Bill and Ted are now 50, they have young adult daughters (Samara Weaving and Brigette Lundy Paine) who are charming distaff clones of their dads. The guys are also married to much younger women, the mothers of the girls. One of them looks like Mandy Moore. They are fairly innocuous.
The plot of “Face the Music” is thinner than the newest iPhone. Bill and Ted must travel to the future to find themselves years from now and retrieve a rock song that will unite the world. I am not kidding. Meantime, the daughters go back in time to find them a great band including Jimi Hendrix, Mozart, and Louis Armstrong. Don’t ask. Also in this mix are a female Darth Vader played tongue in cheek by Holland Taylor, and a Rosencrantz and Guildenstern in the form of William Sadler (as Death, he appeared in the 1991 movie, and steals the film) and Anthony Carrigan as a ditzy robot.

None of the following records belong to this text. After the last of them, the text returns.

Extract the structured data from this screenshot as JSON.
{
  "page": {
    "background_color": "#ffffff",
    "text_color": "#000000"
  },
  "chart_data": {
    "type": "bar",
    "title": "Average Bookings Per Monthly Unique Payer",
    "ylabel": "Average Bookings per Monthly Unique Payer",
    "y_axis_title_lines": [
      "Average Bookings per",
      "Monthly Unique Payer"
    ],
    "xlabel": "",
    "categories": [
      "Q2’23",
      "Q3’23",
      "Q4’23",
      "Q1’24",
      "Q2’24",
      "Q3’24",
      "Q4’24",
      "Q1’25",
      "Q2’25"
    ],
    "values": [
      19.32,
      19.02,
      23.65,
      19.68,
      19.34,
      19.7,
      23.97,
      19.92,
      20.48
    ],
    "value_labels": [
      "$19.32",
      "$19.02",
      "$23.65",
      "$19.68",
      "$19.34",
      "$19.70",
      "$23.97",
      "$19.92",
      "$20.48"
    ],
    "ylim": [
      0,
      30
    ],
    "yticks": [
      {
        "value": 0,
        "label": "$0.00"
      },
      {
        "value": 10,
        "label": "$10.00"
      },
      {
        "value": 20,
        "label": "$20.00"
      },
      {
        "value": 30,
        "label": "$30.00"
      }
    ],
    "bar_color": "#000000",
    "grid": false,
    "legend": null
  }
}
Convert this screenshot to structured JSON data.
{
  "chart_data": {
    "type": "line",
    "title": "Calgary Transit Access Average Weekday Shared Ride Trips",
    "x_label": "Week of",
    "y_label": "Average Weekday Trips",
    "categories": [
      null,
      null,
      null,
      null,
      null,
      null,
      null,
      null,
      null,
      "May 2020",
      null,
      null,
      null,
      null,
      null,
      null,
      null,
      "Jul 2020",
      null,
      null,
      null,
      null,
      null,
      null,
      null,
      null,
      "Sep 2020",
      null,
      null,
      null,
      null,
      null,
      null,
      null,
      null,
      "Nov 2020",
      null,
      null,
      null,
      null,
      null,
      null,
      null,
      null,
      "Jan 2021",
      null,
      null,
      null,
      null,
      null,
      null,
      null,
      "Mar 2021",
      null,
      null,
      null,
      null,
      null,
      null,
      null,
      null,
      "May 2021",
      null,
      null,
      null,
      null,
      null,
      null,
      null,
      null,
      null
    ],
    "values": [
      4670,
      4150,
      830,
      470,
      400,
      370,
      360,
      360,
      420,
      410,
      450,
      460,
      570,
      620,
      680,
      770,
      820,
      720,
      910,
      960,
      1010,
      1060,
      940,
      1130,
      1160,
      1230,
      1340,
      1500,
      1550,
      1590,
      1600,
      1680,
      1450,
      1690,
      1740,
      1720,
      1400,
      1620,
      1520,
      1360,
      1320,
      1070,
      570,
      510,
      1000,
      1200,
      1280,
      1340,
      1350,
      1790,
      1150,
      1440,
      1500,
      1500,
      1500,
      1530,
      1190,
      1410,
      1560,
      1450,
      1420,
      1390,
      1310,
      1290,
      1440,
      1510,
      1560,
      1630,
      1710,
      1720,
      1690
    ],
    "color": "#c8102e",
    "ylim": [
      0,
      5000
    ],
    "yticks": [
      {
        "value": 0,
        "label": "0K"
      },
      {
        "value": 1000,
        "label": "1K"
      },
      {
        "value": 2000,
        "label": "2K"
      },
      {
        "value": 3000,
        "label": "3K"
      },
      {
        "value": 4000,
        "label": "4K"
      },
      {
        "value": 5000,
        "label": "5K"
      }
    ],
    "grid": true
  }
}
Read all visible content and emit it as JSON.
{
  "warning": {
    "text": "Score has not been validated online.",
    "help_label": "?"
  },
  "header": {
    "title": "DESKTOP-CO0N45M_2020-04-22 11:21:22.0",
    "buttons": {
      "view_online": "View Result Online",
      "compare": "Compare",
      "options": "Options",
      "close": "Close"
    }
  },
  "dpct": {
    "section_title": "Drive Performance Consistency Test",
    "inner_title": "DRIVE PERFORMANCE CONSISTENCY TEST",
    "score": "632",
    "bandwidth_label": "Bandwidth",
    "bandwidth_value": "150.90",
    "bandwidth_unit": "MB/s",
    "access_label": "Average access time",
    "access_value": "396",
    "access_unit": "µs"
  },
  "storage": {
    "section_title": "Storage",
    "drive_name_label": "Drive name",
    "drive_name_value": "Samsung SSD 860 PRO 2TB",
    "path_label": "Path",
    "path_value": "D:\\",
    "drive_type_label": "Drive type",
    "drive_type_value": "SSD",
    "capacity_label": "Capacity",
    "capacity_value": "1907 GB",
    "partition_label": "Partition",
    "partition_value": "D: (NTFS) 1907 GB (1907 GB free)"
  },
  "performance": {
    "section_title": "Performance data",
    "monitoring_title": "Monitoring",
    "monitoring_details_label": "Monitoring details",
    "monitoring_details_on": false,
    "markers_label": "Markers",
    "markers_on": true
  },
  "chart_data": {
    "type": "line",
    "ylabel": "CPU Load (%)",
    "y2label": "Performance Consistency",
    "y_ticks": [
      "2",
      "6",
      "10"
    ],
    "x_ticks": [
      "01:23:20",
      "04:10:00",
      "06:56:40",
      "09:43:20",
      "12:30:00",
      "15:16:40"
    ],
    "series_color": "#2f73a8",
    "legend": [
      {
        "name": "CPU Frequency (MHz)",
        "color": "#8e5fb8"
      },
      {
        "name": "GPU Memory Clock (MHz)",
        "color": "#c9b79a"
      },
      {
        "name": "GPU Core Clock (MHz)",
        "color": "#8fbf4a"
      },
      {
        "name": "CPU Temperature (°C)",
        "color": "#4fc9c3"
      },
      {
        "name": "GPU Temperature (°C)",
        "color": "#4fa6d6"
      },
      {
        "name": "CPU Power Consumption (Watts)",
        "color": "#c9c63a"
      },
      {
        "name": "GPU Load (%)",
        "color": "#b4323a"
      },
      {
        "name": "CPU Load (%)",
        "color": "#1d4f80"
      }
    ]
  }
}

Mostly, it’s a little send up of “Star Wars,” with a “Game of Thrones” set (as hell), and lots of well executed costumes and makeup, almost like a mega version of “Bewitched” when Tabitha would bring historical characters.
“Face the Music” is inoffensive and not memorable. It can only be hoped this is the last adventure for Bill and Ted, but you won’t be mad you said goodbye to them with all this goofiness. Rent it, it won’t hurt you.
PS The movie has 25 producers including Steven Soderbergh, and I have no idea why. He can’t need the money, if there is money here.